半分の思い出

翡翠

半分の思い出

 君とは色んなものを半分こしてきた。たい焼きのクリームとこし餡とか、チョコと抹茶のアイスクリームとか。カップ焼きそばを二種類一つずつ買って、出来上がったそれを半分ずつ入れ換え合ったりもした。いつも違うものを選んで、同じものを食べた。

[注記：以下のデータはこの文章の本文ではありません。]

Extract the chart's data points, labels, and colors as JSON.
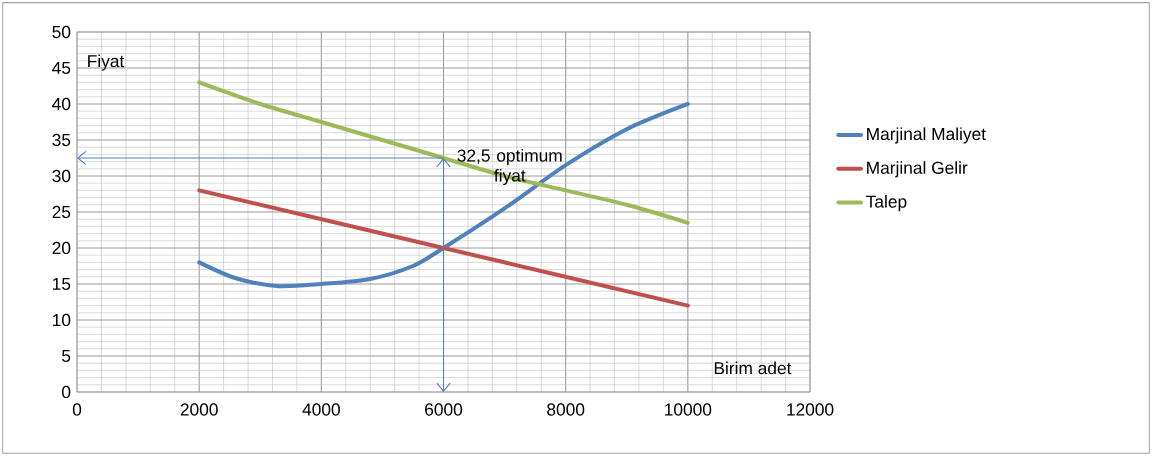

 きっかけは、私がドーナツの味を選べなかったことだった。五分ほどうんうんと唸っているのを見かねた君が、私の顔を覗き込んだんだ。

「どれで悩んでるの?」

「これとこれ……どっちも美味しそうだなぁ」

 抹茶チョコがかかったのと、ほうじ茶の練り込まれたのを両手で指させば、君は納得したように笑った。

「あ~、どっちも好きそ~」

 そうなんだよ~、なんて笑い返した私を見て、何か思いついたらしい君はトングでほうじ茶のドーナツを掴んだ。

「分かった、じゃあ君はこっちね」

「えっ」

「で、僕がこっち」

「あ、ちょ」

 抹茶チョコのドーナツを自分のトレイに乗せて、君は悪戯っ子にも似た目で楽しそうに笑った。

「あとで半分こ、ね?」

 違うドーナツを二つ迷うことなく選び取って、君はすぐにレジに向かったっけ。君が食べたいの選んで良いのに、と申し訳なさを滲ませた私に君は、僕もこれ気になってたんだってまた笑った。席について二つに割って、せーので食べた。抹茶もほうじ茶も、今までにないほど美味しかった。本当に美味しかった。結局どっちが好きだったの?と訊かれて返した答えは「どっちも」。

「びっくりするくらい美味しかったもん。選べないよ~」

「あははは! どっちも食べて正解だね」

 そう言ってからふと真面目な顔になって、「でもやっぱりどっちかの方が良かったのかも」って呟いた君の本音、訊けずじまいだったな。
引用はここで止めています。